Around 1900 you set up a football club with some friends if someone had a ball. You gave your club a winged name, planted some posts on the meadow and confronted other neighborhoods in the city. Often those associations were dissolved again as soon as the ball was leaking.

In the spring of 1917, the curtain fell for Feyenoord – then still called Feijenoord. The First World War had wreaked havoc in Europe and also caused food shortages in the neutral Netherlands. The field on Afrikaanderplein was plowed into allotments.

75th birthday by Jacques Barzilaij (raised with both hands).
Photo Barzilay Media

Wooden bleachers

Then ‘Uncle Sjaak’ Barzilaij (1876-1957) jumps into the breach. He had a large site on the Kromme Zandweg and offers Feyenoord a new start. He built a club house and the first red-white-painted wooden stands – the proto-Kuip – and founded the NV Sportterrein Feyenoord, of which he will be stadium director until 1927. From then on, Uncle Sjaak was nicknamed ‘The Lion of Charlois’.

The slogan ‘No words but deeds’ was tailor-made for him, as appears from the mouth of Jaap Barendregt, who took care of the playing field for years from 1917 with his father Ingen. In 1969, Jaap told Feyenoord house writer Phida Wolff how his father’s appointment had come about. „Sjaak Barzilaij, a shrewd businessman, came to my father one day and said: ‘Ingen, I am going to make a football field on Kromme Zandweg’. My father said, ‘Have you gone completely mad? Do you think a dog is coming to watch football in that swamp?’ Barzilaij said to keep his big mouth shut, that no one could talk him out of it, that he had faced hotter fires. And sure enough, six months after that conversation, the football field was ready.”

August 26, 1917, opening game from the accommodation on the Kromme Zandweg, Feyenoord against Be Quick (2-3), with the clubhouse in the background.
Photo Heritage Center Zutphen

Until his death, my great-grandfather will be thanked by the Feyenoord board for the ‘upgrade’ of the club in South. From the Memorial book of Feyenoord (1933): „Financially, especially in the years that were so difficult for us, we had the greatest possible support from him (Barzilaij). He has forgiven our debts many times. If he has benefited financially from the facility later in the better years, it has been nothing more than a reward for the life chance he gave our club. For he could not possibly expect such a reward in advance, the circumstances in 1917 were too uncertain for that.”

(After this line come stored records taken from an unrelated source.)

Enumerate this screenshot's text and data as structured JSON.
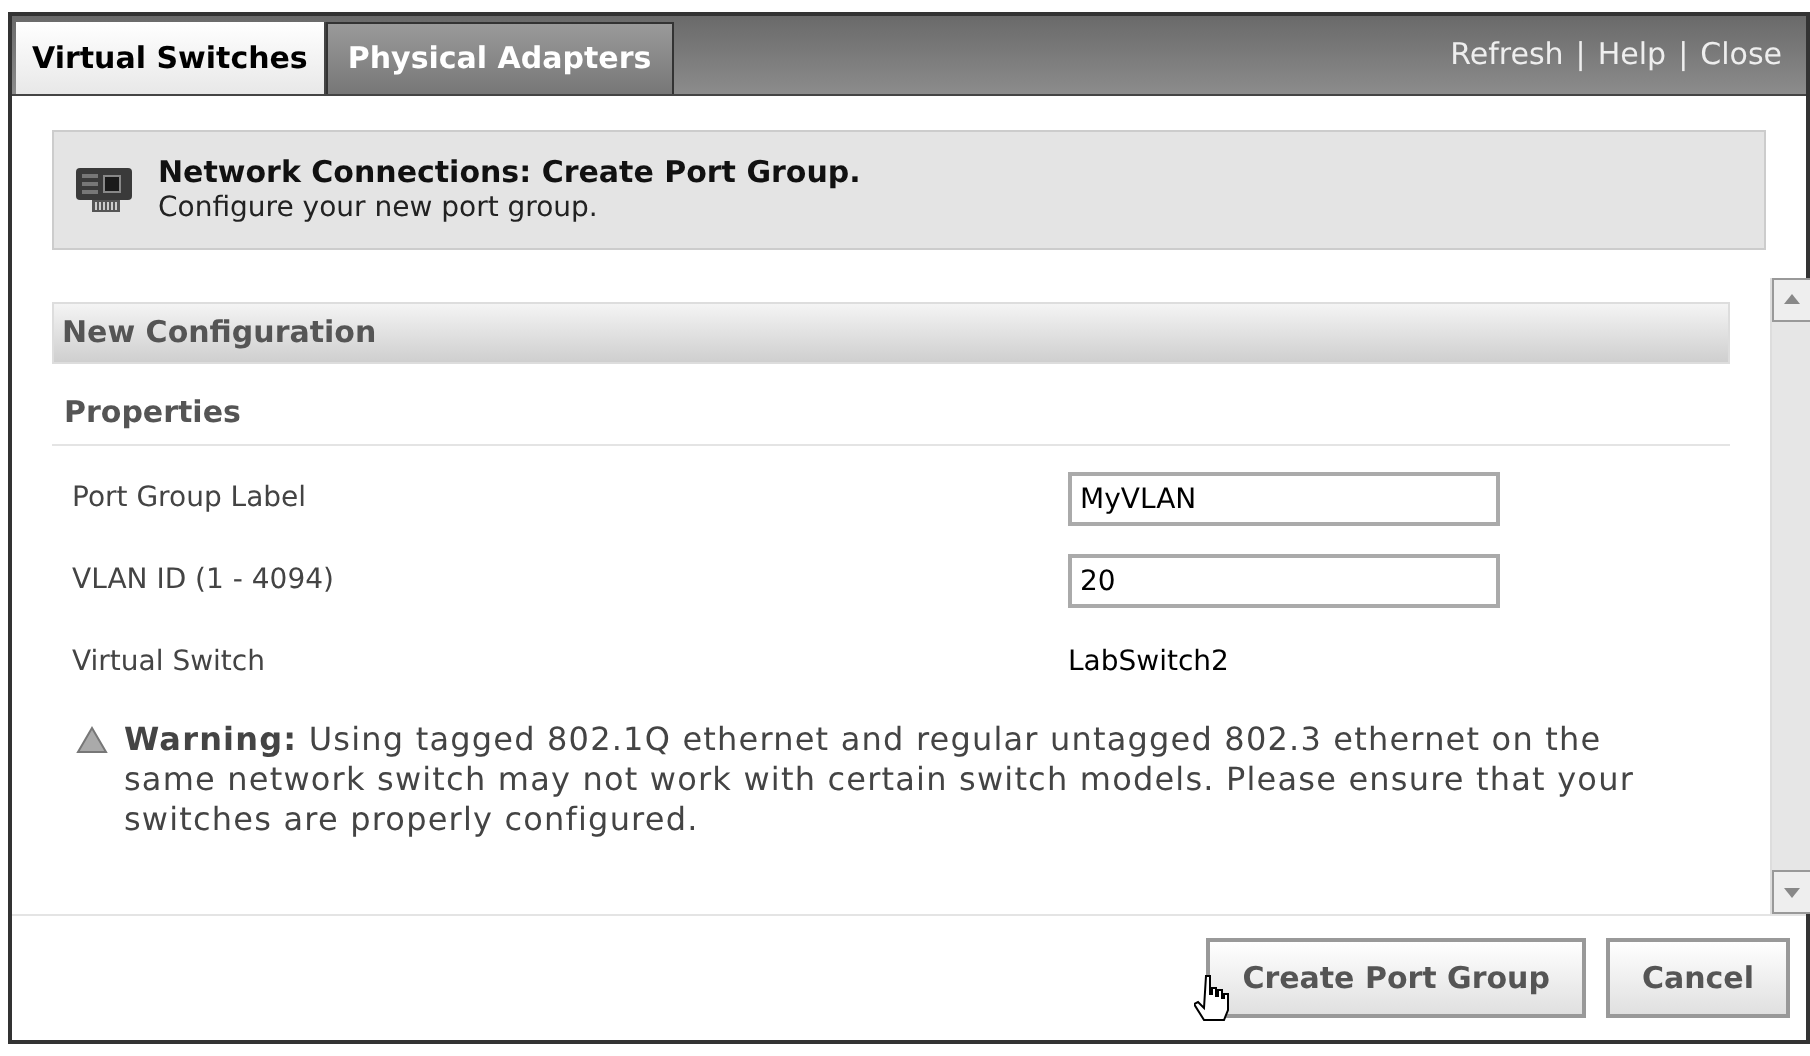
{
  "tabs": [
    {
      "label": "Virtual Switches",
      "selected": true
    },
    {
      "label": "Physical Adapters",
      "selected": false
    }
  ],
  "links": [
    "Refresh",
    "Help",
    "Close"
  ],
  "link_separator": "|",
  "header": {
    "title": "Network Connections: Create Port Group.",
    "subtitle": "Configure your new port group."
  },
  "section_title": "New Configuration",
  "subsection_title": "Properties",
  "fields": [
    {
      "kind": "input",
      "label": "Port Group Label",
      "value": "MyVLAN"
    },
    {
      "kind": "input",
      "label": "VLAN ID (1 - 4094)",
      "value": "20"
    },
    {
      "kind": "text",
      "label": "Virtual Switch",
      "value": "LabSwitch2"
    }
  ],
  "warning": "**Warning:** Using tagged 802.1Q ethernet and regular untagged 802.3 ethernet on the same network switch may not work with certain switch models. Please ensure that your switches are properly configured.",
  "buttons": [
    "Create Port Group",
    "Cancel"
  ]
}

Jacques Barzilaij in 1951.
Photo Barzilay Media

In the summer of 1922 – Ome Sjaak will be director of the Feyenoord fields for five years – things come to light that make the newspapers full. Uncle Sjaak is said to be involved in an issue surrounding a sunken ship off the English coast, according to the Economic Investigation Department. He denies, but is nevertheless sentenced to three years in prison, in Scheveningen. The question is whether he was framed.

When he is released early after more than six months, he seems to be looking for rehabilitation. He is not only expanding his trade considerably, but also the Feyenoord accommodation to 12,000 places. A few months later, Feyenoord is national champion.

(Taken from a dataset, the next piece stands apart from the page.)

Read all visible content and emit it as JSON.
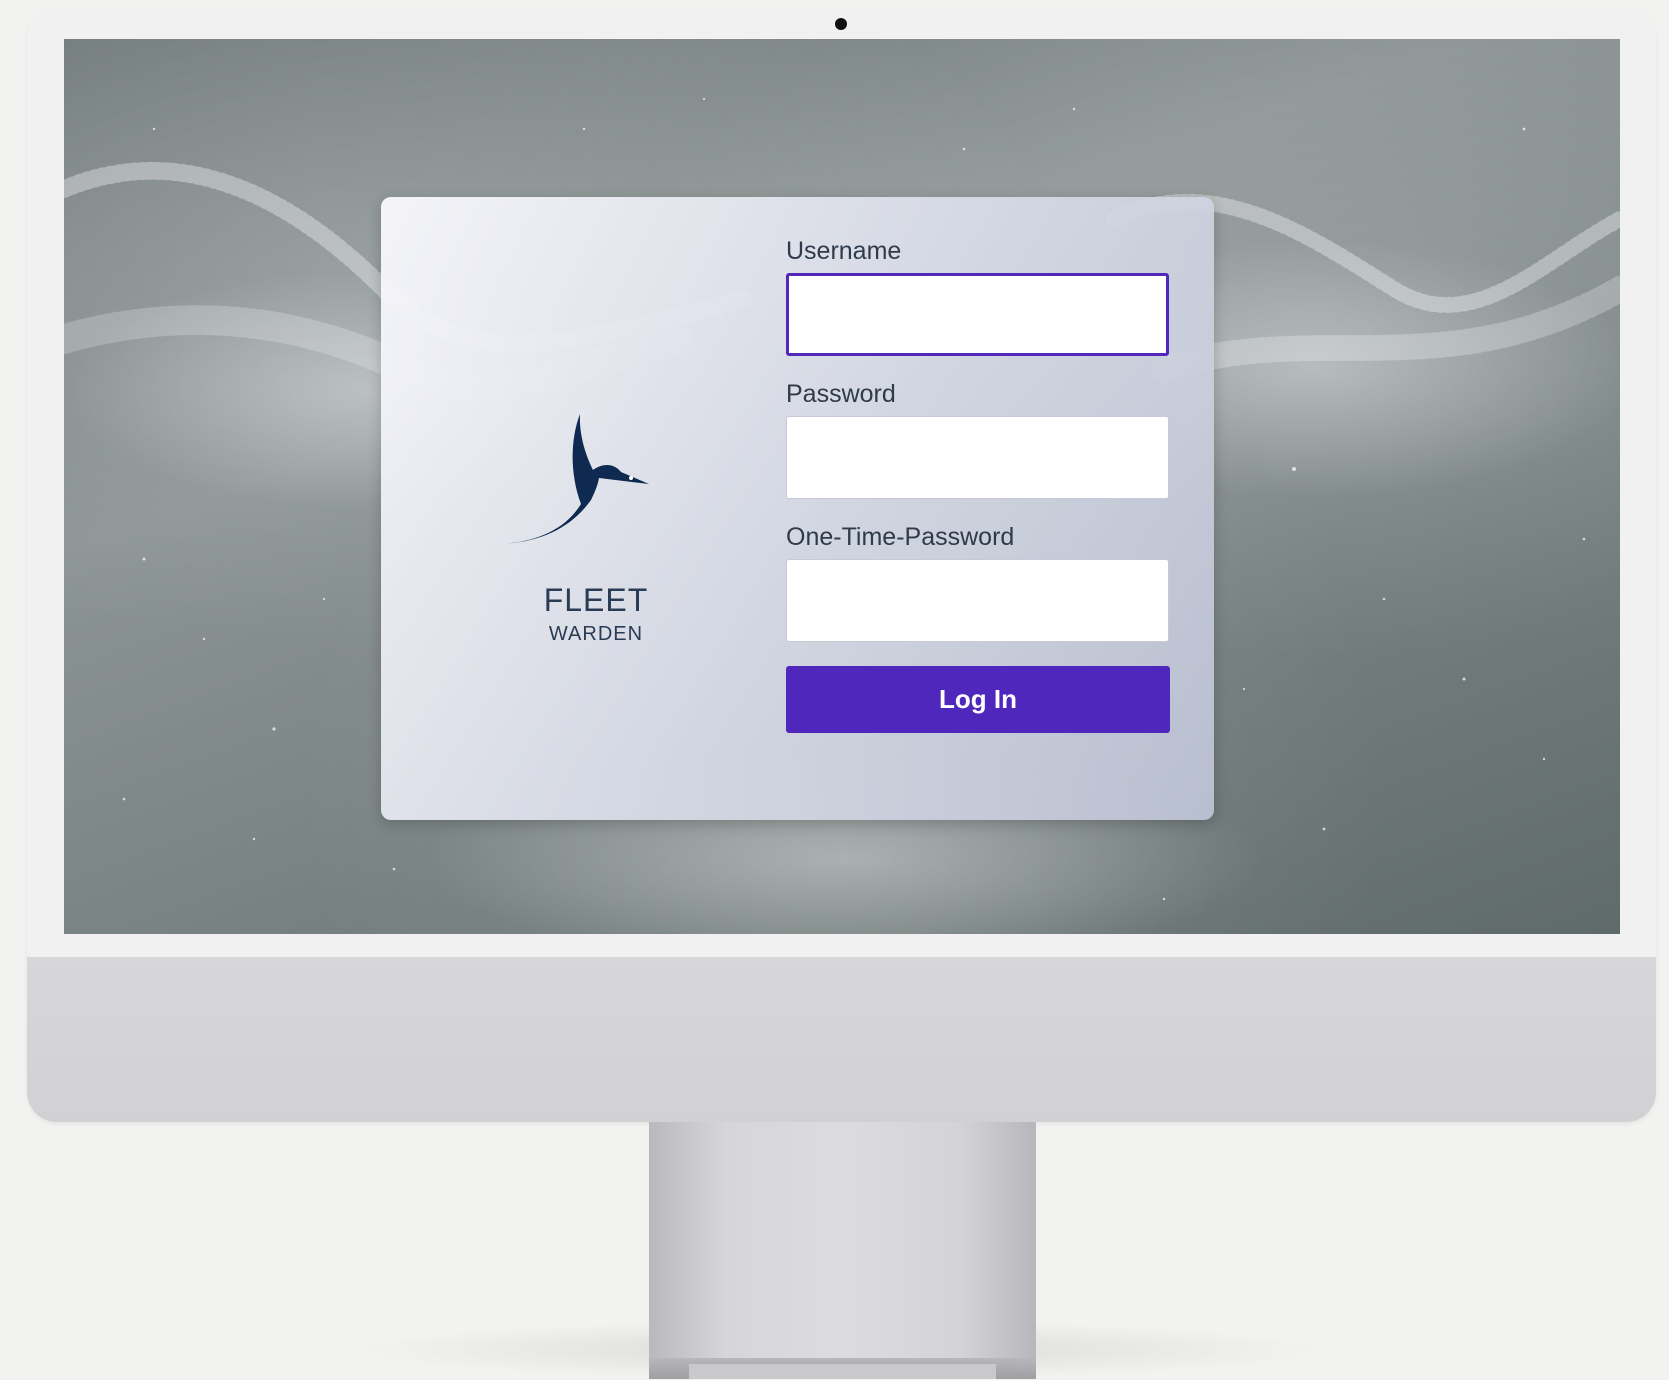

Before his book to be released in early 2023 Uncle Sjaak Barzilaij – Godfather of Feyenoord interviewed Michael Barzilaij relatives and read books, documents and other archival material about the history of Feyenoord. He suspects that there are more stories about his great-grandfather among Rotterdammers. If that is the case, he would like to get in touch: [email protected]

wedding day Jacques Barzilaij, with Feyenoord players (1918).